A recently settled lawsuit against Canadian County Sheriff Randall Edwards and two of his deputies reveals that details of a 2010 officer-involved shooting remain sketchy at best, The Oklahoman has learned.
by Andrew Knittle Published: October 8, 2012

Edwards denied that he and his deputies huddled up to conspire against Stephenson but said that police work involves briefings at crime scenes.

Conflicting reports

Witnesses, however, said that Stephenson's Jeep never struck the deputy.

O'Ryan Newton, who was driving to work with his wife the morning of the incident, told attorneys during a deposition that he was two cars behind Stephenson when he saw the deputy shoot out the Jeep's tire.

Newton and his wife both denied that Stephenson's Jeep made contact with the deputy.

“I can say with certainty that that vehicle never struck the deputy as far as I could tell,” Newton said. “Just based on how the deputy was moving and reacting to the vehicle as it went through the intersection, I don't see any point in time where there would have been contact with the deputy.”

Newton's wife, Chrislyn, also denied that Todd was struck by the Jeep, saying the vehicle passed by the deputy with “approximately two to three feet” to spare.

Newton also said that Thompson, one of the investigating deputies, tried to “steer” him to making statements to corroborate Todd's version of events.
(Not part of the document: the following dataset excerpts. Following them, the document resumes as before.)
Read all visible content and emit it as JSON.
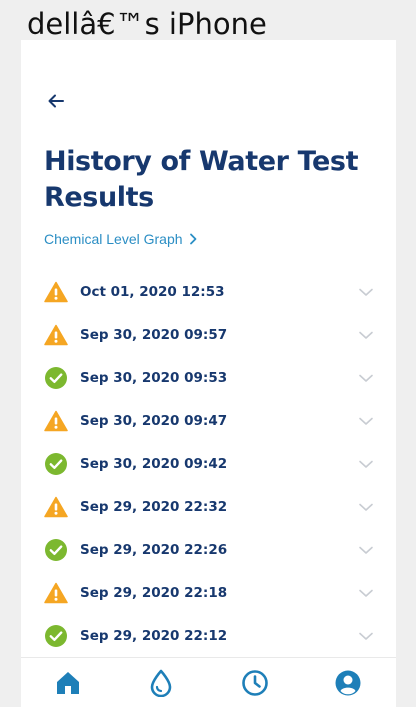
{
  "device_label": "dellâ€™s iPhone",
  "header": {
    "title": "History of Water Test Results",
    "graph_link_label": "Chemical Level Graph"
  },
  "results": [
    {
      "date": "Oct 01, 2020 12:53",
      "status": "warning"
    },
    {
      "date": "Sep 30, 2020 09:57",
      "status": "warning"
    },
    {
      "date": "Sep 30, 2020 09:53",
      "status": "ok"
    },
    {
      "date": "Sep 30, 2020 09:47",
      "status": "warning"
    },
    {
      "date": "Sep 30, 2020 09:42",
      "status": "ok"
    },
    {
      "date": "Sep 29, 2020 22:32",
      "status": "warning"
    },
    {
      "date": "Sep 29, 2020 22:26",
      "status": "ok"
    },
    {
      "date": "Sep 29, 2020 22:18",
      "status": "warning"
    },
    {
      "date": "Sep 29, 2020 22:12",
      "status": "ok"
    }
  ],
  "tabs": [
    {
      "name": "home",
      "icon": "home-icon",
      "active": true
    },
    {
      "name": "water",
      "icon": "water-drop-icon",
      "active": false
    },
    {
      "name": "history",
      "icon": "clock-icon",
      "active": false
    },
    {
      "name": "profile",
      "icon": "profile-icon",
      "active": false
    }
  ],
  "colors": {
    "primary": "#17386e",
    "link": "#2b8ec4",
    "warning": "#f5a623",
    "ok": "#7cb82f",
    "tab": "#1e7fb8",
    "chevron": "#c8ccd2"
  }
}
“I felt like Ken Thompson was kind of trying to steer me towards thinking or saying the deputy was struck,” Newton said. “He didn't come out directly in any way, but I think that there was insinuation towards that.”

Newton said Thompson “repeatedly” told him the deputy was struck with the Jeep during questioning.

“It was my impression by him repeatedly coming back to that point that he was hoping I would make a change to my story or my account,” Newton said.

Stephenson eventually was arrested and taken to the Canadian County sheriff's office for questioning.

Instead of being sent through the normal intake process, Stephenson was allowed to wait in an office area so he could be booked without having to wait in a cell.

And instead of being booked for assault with a deadly weapon, Stephenson was cited for failing to obey a police officer and inattentive driving.

“We charged him,” Edwards said. “The DA apparently declined or never did pursue charges against him.”

Edwards, who is running for re-election and faces a former Canadian County deputy in November's general election, said he stands behind Todd's story and still believes the deputy was struck by the Jeep.

“At the time it happened, we had no witnesses, in terms of absolutely verifying that he was or was not hit,” Edwards said. “The deputy did have a transfer of dirt from the vehicle onto his trousers and he received trauma to his leg which he was treated by a doctor for.”

Edwards said he is displeased with the outcome of the lawsuit. He said Stephenson and his attorneys were initially seeking “upwards to $1 million.”

“Very minute compared to what they first started at,” the sheriff said. “I think it was originally $800,000.”

Edwards said the settlement, regardless of how “minute” it may have been, was too much. He said the $19,250 was basically to cover the damage to Stephenson's vehicle and the young man's legal fees.

“It was expedient to all the parties concerned to settle it and get it behind us,” Edwards said. “But if it would've been up to me, we wouldn't have settled or paid the suspect a penny.

“I don't believe in rewarding anybody for breaking the law.”